The Rome Statute established the International Criminal Court which “shall have the power to exercise its jurisdition
over persons for the most serious crimes of international concern xxx and shall be complementary to the national
criminal jurisdictions.” Its jurisdiction covers the crime of genocide, crimes against humanity, war crimes and the
crime of aggression as defined in the Statute. The Philippines signed the Statute on December 28, 2000. Its
provisions, however, require that it be subject to ratification, acceptance or approval of the signatory states.

Hence this petition for mandamus filed by petitioners to compel the Office of the Executive Secretary and the
Department of Foreign Affairs to transmit the signed copy of the Rome Statute of the International Criminal Court
to the Senate of the Philippines for its concurrence in accordance with Sec. 21, Art. VII of the 1987 Philippine
Constitution.

Petitioners contend that ratification of a treaty, under domestic law and international law, is a function of the Senate
and it is the duty of the executive department to transmit the signed copy of the Rome Statute to the Senate to
allow it to exercise its discretion with respect to ratification of treaties. Respondents, however argue that it has no
duty to transmit the copy of Rome Statute to Senate for concurrence.

ISSUE : Whether or not the Executive Secretary and the DFA have a ministerial duty to transmit to the Senate the
copy of the Rome Statute.

RULING :

Petition is dismissed.

In our system of government, the President, being the head of the state, is regarded as the sole organ and authority
in external relations and is the country’s sole representative with foreign nations. As chief architect of foreign policy,
the President acts as the country’s mouthpiece with respect to international affairs. Hence, the President is vested
with the authority to deal with foreign states and governments, extend or withhold recognition, maintain diplomatic
relations, enter into treaties, and otherwise transact business of foreign relations. In the realm of treaty-making, the
President has the sole authority to negotiate with other states.

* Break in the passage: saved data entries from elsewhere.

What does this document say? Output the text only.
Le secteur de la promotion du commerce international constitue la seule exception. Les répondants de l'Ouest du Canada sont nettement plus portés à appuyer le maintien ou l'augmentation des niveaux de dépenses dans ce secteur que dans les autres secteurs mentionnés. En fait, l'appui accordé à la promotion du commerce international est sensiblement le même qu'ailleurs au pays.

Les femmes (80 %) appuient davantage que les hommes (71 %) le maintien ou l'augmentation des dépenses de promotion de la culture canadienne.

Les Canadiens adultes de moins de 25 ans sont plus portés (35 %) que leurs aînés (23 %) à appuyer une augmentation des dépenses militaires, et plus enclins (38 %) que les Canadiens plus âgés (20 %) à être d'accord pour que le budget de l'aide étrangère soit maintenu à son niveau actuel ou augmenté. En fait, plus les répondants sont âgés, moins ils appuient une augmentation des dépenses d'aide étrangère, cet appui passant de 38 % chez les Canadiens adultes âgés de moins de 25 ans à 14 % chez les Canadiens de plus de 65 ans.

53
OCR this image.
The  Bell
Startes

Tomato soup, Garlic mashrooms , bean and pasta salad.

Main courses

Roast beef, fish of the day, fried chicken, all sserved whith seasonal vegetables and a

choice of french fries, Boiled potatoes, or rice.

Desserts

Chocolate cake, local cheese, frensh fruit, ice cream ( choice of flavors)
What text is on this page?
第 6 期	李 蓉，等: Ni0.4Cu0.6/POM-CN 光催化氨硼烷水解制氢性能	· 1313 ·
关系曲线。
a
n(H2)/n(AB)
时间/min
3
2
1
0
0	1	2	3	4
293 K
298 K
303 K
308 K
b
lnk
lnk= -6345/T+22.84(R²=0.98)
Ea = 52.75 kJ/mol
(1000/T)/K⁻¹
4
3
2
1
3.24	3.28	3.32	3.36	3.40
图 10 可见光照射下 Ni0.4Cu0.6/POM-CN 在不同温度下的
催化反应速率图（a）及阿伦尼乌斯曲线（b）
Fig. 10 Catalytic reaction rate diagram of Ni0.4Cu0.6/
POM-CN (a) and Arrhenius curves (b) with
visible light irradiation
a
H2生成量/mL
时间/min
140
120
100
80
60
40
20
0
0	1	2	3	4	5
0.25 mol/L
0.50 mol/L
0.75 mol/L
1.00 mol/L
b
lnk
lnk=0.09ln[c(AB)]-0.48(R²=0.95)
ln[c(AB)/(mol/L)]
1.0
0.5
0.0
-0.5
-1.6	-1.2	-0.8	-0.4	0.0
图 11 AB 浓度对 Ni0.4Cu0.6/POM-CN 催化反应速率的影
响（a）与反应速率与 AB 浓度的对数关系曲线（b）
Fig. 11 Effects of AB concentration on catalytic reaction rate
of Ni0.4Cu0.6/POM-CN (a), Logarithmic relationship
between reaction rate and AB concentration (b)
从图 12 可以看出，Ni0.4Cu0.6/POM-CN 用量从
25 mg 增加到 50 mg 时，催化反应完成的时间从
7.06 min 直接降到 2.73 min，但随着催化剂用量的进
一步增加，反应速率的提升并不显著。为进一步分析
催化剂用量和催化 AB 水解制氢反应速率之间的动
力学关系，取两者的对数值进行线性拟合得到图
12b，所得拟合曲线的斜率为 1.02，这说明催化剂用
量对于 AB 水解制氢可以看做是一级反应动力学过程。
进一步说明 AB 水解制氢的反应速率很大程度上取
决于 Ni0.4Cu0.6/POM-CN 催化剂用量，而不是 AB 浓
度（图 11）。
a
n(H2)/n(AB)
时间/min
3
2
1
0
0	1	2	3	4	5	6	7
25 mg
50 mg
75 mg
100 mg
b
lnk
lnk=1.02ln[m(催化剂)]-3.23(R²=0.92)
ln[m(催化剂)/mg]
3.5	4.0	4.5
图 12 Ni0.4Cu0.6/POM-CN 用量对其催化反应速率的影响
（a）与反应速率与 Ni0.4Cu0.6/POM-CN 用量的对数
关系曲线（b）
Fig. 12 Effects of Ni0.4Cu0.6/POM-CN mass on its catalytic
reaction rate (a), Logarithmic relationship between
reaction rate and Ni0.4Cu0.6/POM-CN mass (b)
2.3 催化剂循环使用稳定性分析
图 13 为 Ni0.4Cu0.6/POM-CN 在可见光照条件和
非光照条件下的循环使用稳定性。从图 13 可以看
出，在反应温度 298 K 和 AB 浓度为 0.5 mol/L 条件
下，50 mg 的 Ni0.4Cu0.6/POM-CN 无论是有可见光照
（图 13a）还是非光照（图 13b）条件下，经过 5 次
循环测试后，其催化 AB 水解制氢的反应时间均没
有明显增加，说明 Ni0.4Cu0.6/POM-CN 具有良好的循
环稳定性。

Nonetheless, while the President has the sole authority to negotiate and enter into treaties, the Constitution
provides for a limitation to his power by requiring the concurrence of 2/3 votes of all the members of the Senate for
the validity of the treaty entered into by him. The participation of the legislative branch in the treaty-making process
was deemed essential to provide a check on the executive in the field of foreign relations.

Petitioners equate signing of the treaty with ratification, which are two different and distinct steps in the treaty-
making process. Signature is primarily intended as a means of authenticating the instrument and as a symbol of good
faith of the parties. Ratification, the other hand, is a formal act, executive by nature, undertaken by the head of the
state or of the government.

The signature does not signify the final consent of the state to the treaty. It is ratification that binds the state to the
provisions thereof. Under our Constitution, the power to ratify is vested in the President, subject to the concurrence
of the Senate. The role of the Senate is limited only to giving or withholding its consent, or concurrence to the
ratification. Such power of the President cannot be encroached by the courts via mandamus and the courts has no
jurisdiction over actions seeking to enjoin the President in the performance of his official duties. Therefore, the Court
cannot issue a writ of mandamus prayed for by the petitioners as it is beyond its jurisdiction to compel the executive
branch of the government to transmit the signed text of Rome Statute to Senate.